Стелла боролась с желанием усмехнуться и попросить Искру больше ничего не предпринимать, и, желательно, никогда. Стелле было намного лучше, чем накануне. Она не ожидала, что столько людей проголосует против исключения или воздержится. Ей было жаль лишь одного: следовало больше доверять себе, исключиться из комсомола, и не ставить людей перед невыносимым выбором, не обрекать одних на страх, других – на стыд.
 Искра напряженно и мрачно смотрела в лицо Стеллы. Ей стало физически дурно от тревоги.
- Что ты так на меня смотришь!?
Искра, между тем, выбирала между двумя маленькими предательствами.
- Как в том анекдоте: не всякий друг, кто тебя из дерьма вытащит. Нонна проголосовала против твоего исключения, чтобы из тебя не делали мученицу, и чтобы ей, лично ей, не пришлось отвечать в случае твоей гибели. А еще она сказала, что есть другие способы размазать человека и заставить кровью харкать. Остерегайся ее!
Стелла махнула рукой.
- Я могу тебе помочь, - осторожно сказала Искра.
- Чем ты можешь мне помочь? – улыбнулась Стелла.
- У меня мать вышла замуж и переехала к мужу.  Я одна в квартире. Квартира однокомнатная, но отдельная.
- Но мне неловко…
- Позволь мне сделать хотя бы это… Если ты мне не доверяешь, так и скажи. Я пойму. Это было бы в известном смысле правильно.
Стелла поняла ее и кивнула. Черный рюкзачок, с которым в эти дни ходила Стелла, переселился на стул возле кровати под бархатистым ковром с небывалой ракетой среди небывалых галактик.

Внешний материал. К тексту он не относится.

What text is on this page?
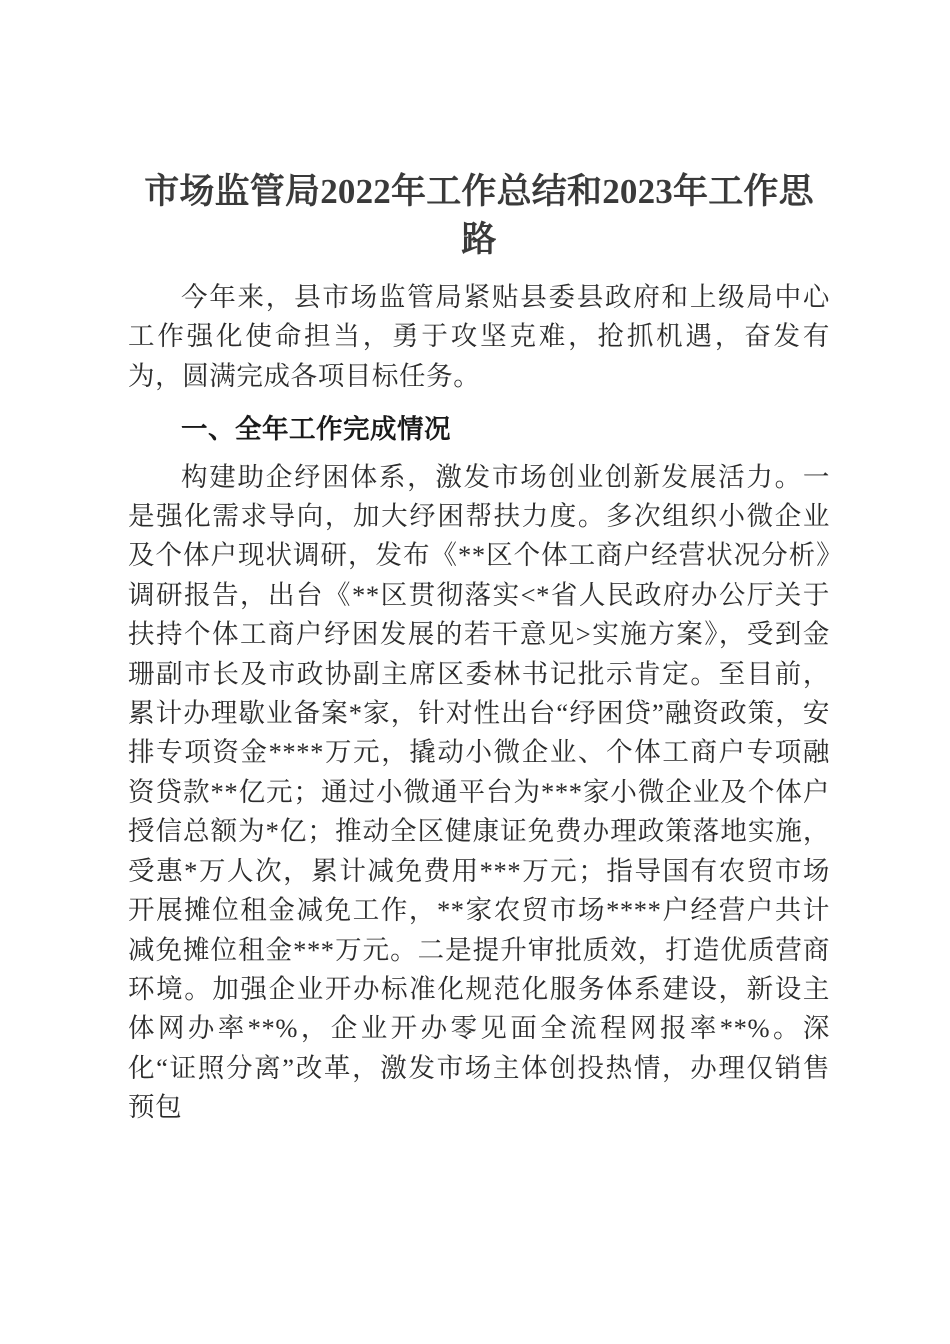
市场监管局2022年工作总结和2023年工作思路

今年来，县市场监管局紧贴县委县政府和上级局中心工作强化使命担当，勇于攻坚克难，抢抓机遇，奋发有为，圆满完成各项目标任务。

一、全年工作完成情况

构建助企纾困体系，激发市场创业创新发展活力。一是强化需求导向，加大纾困帮扶力度。多次组织小微企业及个体户现状调研，发布《**区个体工商户经营状况分析》调研报告，出台《**区贯彻落实<*省人民政府办公厅关于扶持个体工商户纾困发展的若干意见>实施方案》，受到金珊副市长及市政协副主席区委林书记批示肯定。至目前，累计办理歇业备案*家，针对性出台“纾困贷”融资政策，安排专项资金****万元，撬动小微企业、个体工商户专项融资贷款**亿元；通过小微通平台为***家小微企业及个体户授信总额为*亿；推动全区健康证免费办理政策落地实施，受惠*万人次，累计减免费用***万元；指导国有农贸市场开展摊位租金减免工作，**家农贸市场****户经营户共计减免摊位租金***万元。二是提升审批质效，打造优质营商环境。加强企业开办标准化规范化服务体系建设，新设主体网办率**%，企业开办零见面全流程网报率**%。深化“证照分离”改革，激发市场主体创投热情，办理仅销售预包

Ульяна появилась в институте через день.  Она уже многое знала, но сейчас, при встрече, Стелла и Искра в деталях рассказали обо всем, что случилось после квартирника, и дали волю эмоциям.
- Что ты собираешься делать? – осторожно спросила Ульяна.
- Как что? Удовлетворять свое любопытство за государственный счет. Расшатывать устои, подрывать основы и глумиться над святынями.
- Отличная программа! А как насчет оскорбления эстетических чувств?
- Всячески поддерживаю. Еще можно порочить светлый образ советского человека.
- Тебе сегодня тяга не понадобится для этих целей?

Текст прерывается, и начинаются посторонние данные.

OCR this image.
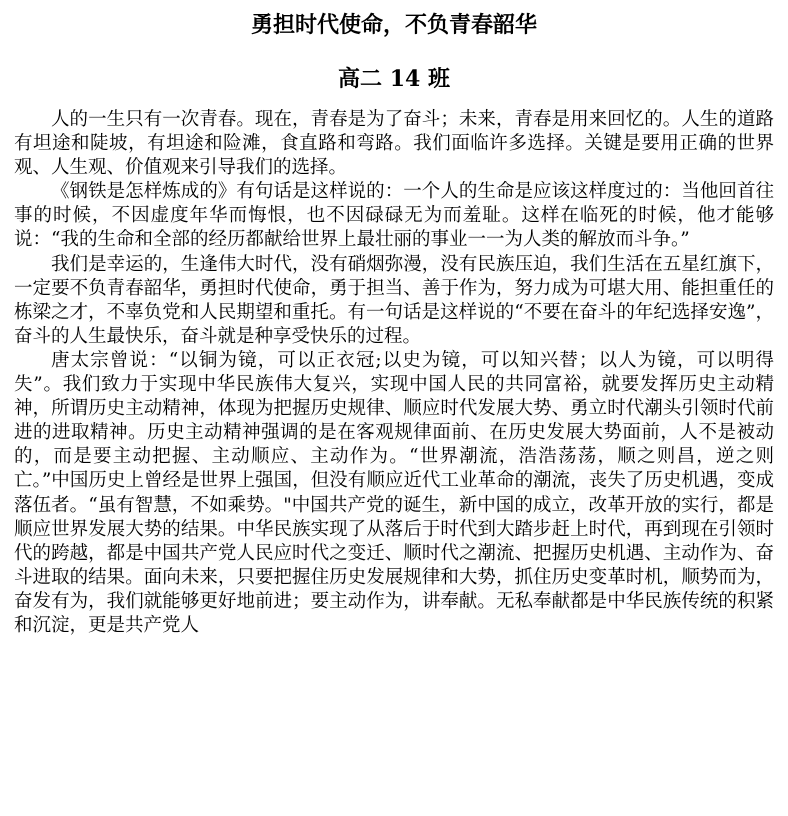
勇担时代使命，不负青春韶华
高二 14 班

人的一生只有一次青春。现在，青春是为了奋斗；未来，青春是用来回忆的。人生的道路有坦途和陡坡，有坦途和险滩，食直路和弯路。我们面临许多选择。关键是要用正确的世界观、人生观、价值观来引导我们的选择。

《钢铁是怎样炼成的》有句话是这样说的：一个人的生命是应该这样度过的：当他回首往事的时候，不因虚度年华而悔恨，也不因碌碌无为而羞耻。这样在临死的时候，他才能够说：“我的生命和全部的经历都献给世界上最壮丽的事业一一为人类的解放而斗争。”

我们是幸运的，生逢伟大时代，没有硝烟弥漫，没有民族压迫，我们生活在五星红旗下，一定要不负青春韶华，勇担时代使命，勇于担当、善于作为，努力成为可堪大用、能担重任的栋梁之才，不辜负党和人民期望和重托。有一句话是这样说的“不要在奋斗的年纪选择安逸”，奋斗的人生最快乐，奋斗就是种享受快乐的过程。

唐太宗曾说：“以铜为镜，可以正衣冠;以史为镜，可以知兴替；以人为镜，可以明得失”。我们致力于实现中华民族伟大复兴，实现中国人民的共同富裕，就要发挥历史主动精神，所谓历史主动精神，体现为把握历史规律、顺应时代发展大势、勇立时代潮头引领时代前进的进取精神。历史主动精神强调的是在客观规律面前、在历史发展大势面前，人不是被动的，而是要主动把握、主动顺应、主动作为。“世界潮流，浩浩荡荡，顺之则昌，逆之则亡。”中国历史上曾经是世界上强国，但没有顺应近代工业革命的潮流，丧失了历史机遇，变成落伍者。“虽有智慧，不如乘势。"中国共产党的诞生，新中国的成立，改革开放的实行，都是顺应世界发展大势的结果。中华民族实现了从落后于时代到大踏步赶上时代，再到现在引领时代的跨越，都是中国共产党人民应时代之变迁、顺时代之潮流、把握历史机遇、主动作为、奋斗进取的结果。面向未来，只要把握住历史发展规律和大势，抓住历史变革时机，顺势而为，奋发有为，我们就能够更好地前进；要主动作为，讲奉献。无私奉献都是中华民族传统的积紧和沉淀，更是共产党人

В середине дня в лабораторию пришел Тихоходцев. Он хотел серьезно поговорить со Стеллой, но первой ему попалась сидевшая у тяги Ульяна.
- Давненько я вас не видел.
- Я была на больничном.
- Речь идет о вашей профпригодности, – холодно выговорил Тихоходцев. - У нас здесь не богадельня!
Ульяна остолбенела и растерялась, но вдруг спокойно произнесла:
- Вы ошибаетесь. У нас именно богадельня. Мы как сестры милосердия - работаем на голом энтузиазме, за идею. Потому, что кроме нас некому.
Ульяна смотрела на Тихоходцева с безмятежной, чуть презрительной улыбкой. Ему стало не по себе. «Кошечки захрюкали, свинки замяукали».
- Я вас уволю!
- Это ваше право.
- Я вас уволю с такой характеристикой, что вас никто больше не возьмет на работу!
- Пожалуйста. Только вам придется эту характеристику обосновать. Думаю, записи с камеры в Чайной вам очень пригодятся.
Запищал таймер.
- Извините.

Если бы Тихоходцеву и вправду было интересно, как работает лаборатория, то Ульяна могла бы рассказать, что, будучи на больничном, записала устный доклад для Всесоюзного онлайн-симпозиума по астробиологии развития. Доклад всем очень понравился, и сама Ульяна живо беседовала по видеосвязи и переписывалась с другими участниками. Неприятный разговор между Стеллой и Тихоходцевым состоялся, а после ему пришлось перенести неприятный разговор с Ульяной и Искрой.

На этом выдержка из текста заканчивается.